Brasília – A maioria dos brasileiros desconhece os meandros do setor público. Não à toa, muitos se surpreenderam quando, há pouco mais de uma semana, a Polícia Federal (PF) e o Ministério Público (MP) revelaram um esquema de corrução que pode ter desviado R$ 19 bilhões dos cofres públicos, dinheiro suficiente para bancar quase um ano do programa Bolsa Família. Os desmandos foram descobertos no Conselho Administrativo de Recursos Fiscais (Carf), espécie de tribunal em que os contribuintes multados pela Receita Federal podem questionar a punição e os valores cobrados.
Apesar de toda a publicidade dada ao caso pela Operação Zelotes, que gerou indignação Brasil afora por mostrar como a corrupção está entranhada no sistema público, o Carf continua sendo um estranho aos olhos dos cidadãos mais simples. O que chama a atenção é que o conselho que está sob suspeição é apenas um dos vários tribunais que operam nas sombras, muitas vezes favorecendo os que têm mais dinheiro e conhecimento para se livrarem de punições impostas pelos órgãos fiscalizadores do país.
Se no Carf pode-se questionar as decisões da Receita, no Conselho de Recursos do Sistema Financeiro, o chamado conselhinho, estão em jogo as determinações do Banco Central (BC) e da Comissão de Valores Mobiliários (CVM). Há ainda a Câmara de Recursos de Previdência Complementar, responsável por avaliar as multas aplicadas aos fundos de pensão pela Superintendência Nacional de Previdência Complementar (Previc), e o Conselho de Recursos da Previdência Social (CRPS), que analisa litígios entre segurados e o Instituto Nacional de Seguro Social (INSS).
Além da falta de transparência, esses tribunais têm em comum o excesso de burocracia, principalmente quando o objetivo é adiar punições que possam resultar em desembolsos por gente graúda. Quem se dá ao trabalho de acompanhar o dia a dia dos conselhos garante que eles não foram feitos para favorecer os pequenos, mas, sim, os que têm as melhores relações e, claro, dinheiro.

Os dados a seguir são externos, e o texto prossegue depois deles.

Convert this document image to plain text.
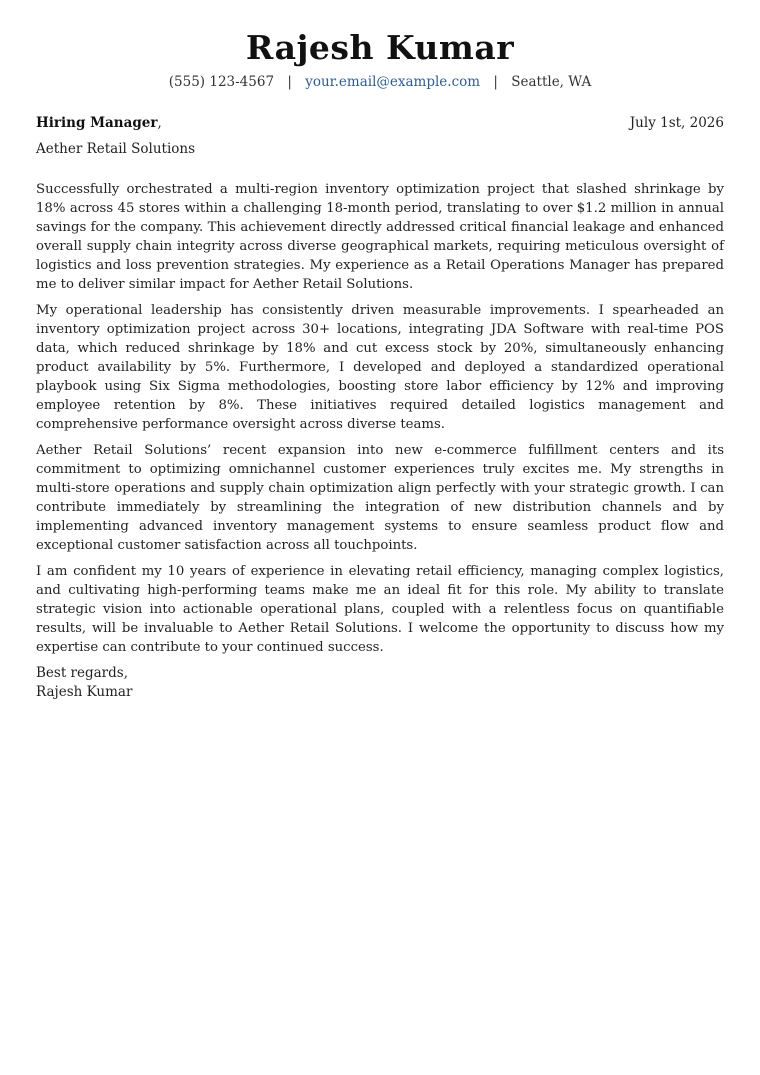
Rajesh Kumar
(555) 123-4567 | your.email@example.com | Seattle, WA
Hiring Manager,	July 1st, 2026
Aether Retail Solutions

Successfully orchestrated a multi-region inventory optimization project that slashed shrinkage by 18% across 45 stores within a challenging 18-month period, translating to over $1.2 million in annual savings for the company. This achievement directly addressed critical financial leakage and enhanced overall supply chain integrity across diverse geographical markets, requiring meticulous oversight of logistics and loss prevention strategies. My experience as a Retail Operations Manager has prepared me to deliver similar impact for Aether Retail Solutions.

My operational leadership has consistently driven measurable improvements. I spearheaded an inventory optimization project across 30+ locations, integrating JDA Software with real-time POS data, which reduced shrinkage by 18% and cut excess stock by 20%, simultaneously enhancing product availability by 5%. Furthermore, I developed and deployed a standardized operational playbook using Six Sigma methodologies, boosting store labor efficiency by 12% and improving employee retention by 8%. These initiatives required detailed logistics management and comprehensive performance oversight across diverse teams.

Aether Retail Solutions’ recent expansion into new e-commerce fulfillment centers and its commitment to optimizing omnichannel customer experiences truly excites me. My strengths in multi-store operations and supply chain optimization align perfectly with your strategic growth. I can contribute immediately by streamlining the integration of new distribution channels and by implementing advanced inventory management systems to ensure seamless product flow and exceptional customer satisfaction across all touchpoints.

I am confident my 10 years of experience in elevating retail efficiency, managing complex logistics, and cultivating high-performing teams make me an ideal fit for this role. My ability to translate strategic vision into actionable operational plans, coupled with a relentless focus on quantifiable results, will be invaluable to Aether Retail Solutions. I welcome the opportunity to discuss how my expertise can contribute to your continued success.

Best regards,
Rajesh Kumar
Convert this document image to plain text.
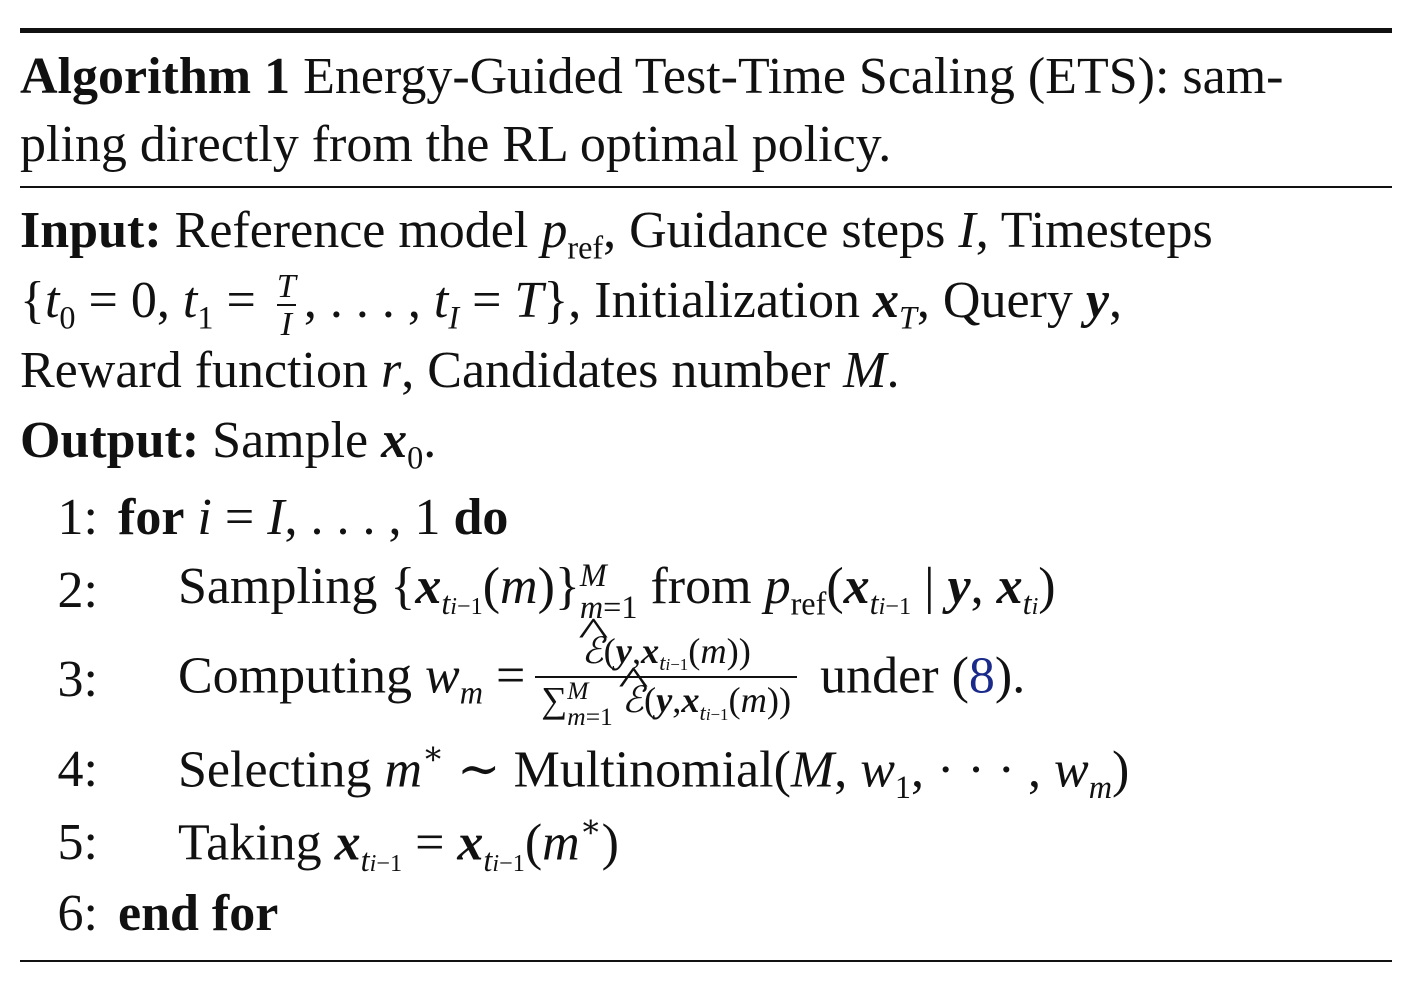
Algorithm 1 Energy-Guided Test-Time Scaling (ETS): sam-
pling directly from the RL optimal policy.
Input: Reference model $p_{ref}$, Guidance steps I, Timesteps
{$t_0 = 0$, $t_1 = \frac{T}{I}$ , . . . , $t_I = T$}, Initialization $x_T$, Query y,
Reward function r, Candidates number M.
Output: Sample $x_0$.
1: for i = I, . . . , 1 do
2:	Sampling $\{x_{ti-1}(m)\}$ M
m=1 from $p_{ref}(x_{ti-1}$ | y, $x_{ti}$)
3:	Computing $w_m$ = ^ $ℰ(y,x_{ti-1}(m))$
∑ M
m=1 ^ $ℰ(y,x_{ti-1}(m))$ under (8).
4:	Selecting m∗ ∼ Multinomial(M, $w_1$, · · · , $w_m$)
5:	Taking $x_{ti-1} = x_{ti-1}(m^∗)$
6: end for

Essa postura é visível no Carf. “O tribunal não coloca processos em pauta pela ordem de entrada. Leva em consideração os valores, sendo os maiores julgados primeiro”, diz advogado Milillo Dinis, autor do livro Lei Anticorrupção Empresarial. Porém, mesmo estando entre as prioridades, os processos de grandes devedores não têm decisões rápidas, devido ao excesso de questionamentos. É uma forma de os grupos responsáveis por negociar as sentenças terem tempo para achacar os devedores. “Sempre achei que o fisco queria mais dinheiro. Agora, começo a pensar que é porque a propina corre solta”, acrescenta.
Irregularidades Por enquanto, as investigações conduzidas pela PF e pelos MPs se concentram no Carf, vinculado ao Ministério da Fazenda. Mas isso não quer dizer que os demais conselhos já não tenham cometido irregularidades ou tomado decisões, no mínimo, controversas. Milillo Dinis é enfático ao se referir aos tribunais administrativos: são muito frágeis, sem tradição institucional, e não conseguem construir elementos capazes de impedir que a corrupção se instale. “Vejo os conselhos vulneráveis pela falta transparência, o que permite a captura de interesses públicos por privados”, frisa.
Apenas para os coitadinhos
Dentro do governo, os defensores dos conselhos garantem que o esquema de corrupção no Carf é um fato isolado. E sustentam que o desempenho dos tribunais é muito bom, com a maioria das punições determinadas pelos órgãos fiscalizadores sendo ratificadas. Não é bem assim. No Carf, 95% das multas aplicadas pela Receita Federal são mantidas. Só que os 5% restantes dos processos representam mais de 90% das cobranças referentes a impostos sonegados.
Esses números, só endossam o discurso de Paulo Roberto Cortez, auditor fiscal aposentado e ex-conselheiro do Carf que teve conversas grampeadas com autorização judicial. “Só os coitadinhos têm de pagar impostos. Os grandes fazem negociata para reduzir as multas. E os que não fazem que se f…”, afirma. Cortez é um dos cabeças do esquema revelado pela Operação Zelotes. Foi ele quem deixou claro, nas gravações, o quanto servidores da ativa e aposentados, advogados e lobistas estavam sugando os cofres públicos. Dos R$ 19 bilhões em irregularidades investigados pela PF e pelo MP, quase R$ 6 bilhões já foram comprovados.